Wo sonst, wenn nicht im Vogelsberg, hat man schon die Gelegenheit, auf einer fantastischen Rennstrecke unzählige freie Runden zu drehen? Und wenn dann auch noch da  Drumherum stimmt, steht einer traumhaften Tour nichts mehr im Weg. Text + Fotos: Hans Michael Engelke

Es war das Jahr 1925, da schrieb das kleine hessische Städtchen Schotten Renngeschichte. Eine ganze Reihe technikbegeisterter Sportler gründete den »Vogelsberger Automobilund Motorradclub« und organisierte noch im gleichen Jahr das erste Rennen »Rund um Schotten«. Über gut 16 Kilometer führte die höchst anspruchsvolle Strecke von Schotten nach Rudingshain, weiter nach Götzen und wieder zurück nach Schotten. Die Motorradrennen wurden in den folgenden Jahren legendär, Tausende Zuschauer säumten die landschaftlich traumhaft gelegene Strecke im Vogelsberg. Ab 1938 folgten die Sportwagenrennen. Höhepunkt des Schottener Treibens war sicher die Ausrichtung des Großen Preis für Deutschland für Motorräder 1953, der zur Motorrad-WM zählte. Mit dem schweren Unglück von Le Mans im Jahr 1955, bei dem 83 Zuschauer den Tod fanden, endete für lange Zeit auch die Geschichte des Schottenrings als Rennstrecke. Von 1968 bis 1983 fanden nochmals Fahrten auf der alten Strecke statt. Seit 1989 erinnert jetzt an jedem dritten Wochenende im August der Classic Grand Prix auf dem neuen 1,4 Kilometer langen Stadtkurs an den alten Glanz. Schotten, das ist auch der ideale Ausgangspunkt für eine Tour über die Traumstraßen des Vogelsbergs, ohne dass man Renntempo vorlegen müsste. Bekannt unter Motorradfahrern ist die B 276, die uns von hier gen Süden führt. Anspruchsvolle Kurvenkombinationen, herrliche Ausblicke in die bergige Landschaft und ein exquisiter Straßenbelag versprechen einen gelungenen Tourauftakt. Den weiteren Verlauf wollen wir uns aber fürs Dessert aufheben, also folgen wir den Schildern zum Hoherodskopf. Der ist mit 764 Metern der zweithöchste Berg der Region und bietet gleich einen knackigen Aufstieg. Schon von weitem ist der mächtige, rund 140 Meter hohe Fernmeldeturm auf dem Gipfel zu sehen. Uns reizt aber ein ganz anderer Turm, einer mit Aussicht, der Bismarckturm. Oben auf dem Hoherodskopf, wo einst der amerikanische Horchposten gen DDR lauschte, parke ich die BMW, und nur wenige Meter durch den Wald sind es dann noch bis zu dem massiven, 28 Meter hohen Aussichtsturm. Seit gut hundert Jahren streckt der sich in den vogelbergschen Himmel und bietet einen tollen Rundblick über die Region. Okay, für Nichtgeübte und Bewegungsmuffel stellen die vielen Stufen eine Herausforderung dar, aber der Ausblick lohnt die Mühen.

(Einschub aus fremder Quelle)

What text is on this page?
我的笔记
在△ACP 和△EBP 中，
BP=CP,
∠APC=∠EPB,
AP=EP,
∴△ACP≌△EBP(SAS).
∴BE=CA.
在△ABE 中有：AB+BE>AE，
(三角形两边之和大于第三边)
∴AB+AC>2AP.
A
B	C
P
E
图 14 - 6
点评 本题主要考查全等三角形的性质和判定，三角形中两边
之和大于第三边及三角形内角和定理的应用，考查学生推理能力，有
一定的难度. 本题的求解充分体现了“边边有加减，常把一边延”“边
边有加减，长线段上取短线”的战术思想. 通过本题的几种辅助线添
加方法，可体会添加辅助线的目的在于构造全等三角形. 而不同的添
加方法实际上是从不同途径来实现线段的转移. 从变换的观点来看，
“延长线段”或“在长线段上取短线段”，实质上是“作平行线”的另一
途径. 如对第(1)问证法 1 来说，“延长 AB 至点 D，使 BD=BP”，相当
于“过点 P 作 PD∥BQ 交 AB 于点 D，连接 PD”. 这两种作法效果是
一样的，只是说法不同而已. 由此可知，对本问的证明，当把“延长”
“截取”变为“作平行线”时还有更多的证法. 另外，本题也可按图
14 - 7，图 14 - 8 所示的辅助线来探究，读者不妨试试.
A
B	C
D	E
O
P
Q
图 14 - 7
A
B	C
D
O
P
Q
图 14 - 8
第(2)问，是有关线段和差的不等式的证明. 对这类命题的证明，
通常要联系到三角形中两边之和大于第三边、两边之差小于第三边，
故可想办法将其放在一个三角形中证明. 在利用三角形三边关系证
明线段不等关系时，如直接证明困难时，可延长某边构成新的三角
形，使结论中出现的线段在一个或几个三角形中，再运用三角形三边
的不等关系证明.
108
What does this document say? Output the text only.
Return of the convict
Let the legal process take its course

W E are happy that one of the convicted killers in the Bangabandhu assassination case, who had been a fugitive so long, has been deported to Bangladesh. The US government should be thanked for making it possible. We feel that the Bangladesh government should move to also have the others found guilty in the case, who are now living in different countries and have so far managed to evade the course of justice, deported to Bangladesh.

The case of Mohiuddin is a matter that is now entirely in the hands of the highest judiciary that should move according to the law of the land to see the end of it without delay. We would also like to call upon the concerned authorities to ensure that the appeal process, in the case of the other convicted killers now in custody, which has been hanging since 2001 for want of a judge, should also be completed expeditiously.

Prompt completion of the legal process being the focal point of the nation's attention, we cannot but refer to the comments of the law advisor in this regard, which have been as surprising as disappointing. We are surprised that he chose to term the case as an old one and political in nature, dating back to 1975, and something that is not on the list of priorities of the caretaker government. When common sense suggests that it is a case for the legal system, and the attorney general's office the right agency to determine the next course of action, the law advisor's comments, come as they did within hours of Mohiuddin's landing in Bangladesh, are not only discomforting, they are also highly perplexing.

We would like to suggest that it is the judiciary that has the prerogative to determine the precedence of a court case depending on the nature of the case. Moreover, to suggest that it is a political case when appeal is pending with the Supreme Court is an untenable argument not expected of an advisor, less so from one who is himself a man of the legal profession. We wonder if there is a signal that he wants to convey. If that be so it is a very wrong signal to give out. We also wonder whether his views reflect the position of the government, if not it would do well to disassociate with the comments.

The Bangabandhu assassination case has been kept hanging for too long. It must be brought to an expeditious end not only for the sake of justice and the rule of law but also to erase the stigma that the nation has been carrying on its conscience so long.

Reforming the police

Vorbei am großen Bruder des Hoherodskopf, dem 773 Meter hohen Taufstein, stürzen wir uns wieder ins Tal. Die Ringstraße Hoher Vogelsberg lädt zu flottem Tempo ein, und die Fußrasten der RT hinterlassen ordentlich Reviermarken. Die nahe Ortschaft Schlechtenwegen macht ihrem Namen zum Glück keine Ehre. Über die griffige B 275 geht es weiter durch hügeliges Land. Die Ringstraße wird zuerst von der Deutschen Alleenstraße abgelöst, und nur wenige Kilometer weiter nennt sie sich schließlich Deutsche Fachwerkstraße. Wer mag, kann sich hier gleich am Fahrbahnrand abkühlen. Ober-Mooser und Nieder-Mooser Teich locken mit Schwimmbad und Campingplatz. Poppenrod, Nüsberts -Weismoos, Wünschen-Moos, Kleinlüder– klingt alles nicht wirklich nach Weltstadt. Kleine Weiler und Dörfchen sind es, die wir im grünen Vogelsberg passieren. Fast scheint die Uhr hier langsamer als sonstwo zu gehen. Eine müde Katze blinzelt uns von einer Fensterbank hinterher, ein paar Greifvögel ziehen träge ihre Kreise durch den strahlend blauen Himmel, und das bevorzugte Fahrzeug der Anrainer scheint der Trecker zu sein.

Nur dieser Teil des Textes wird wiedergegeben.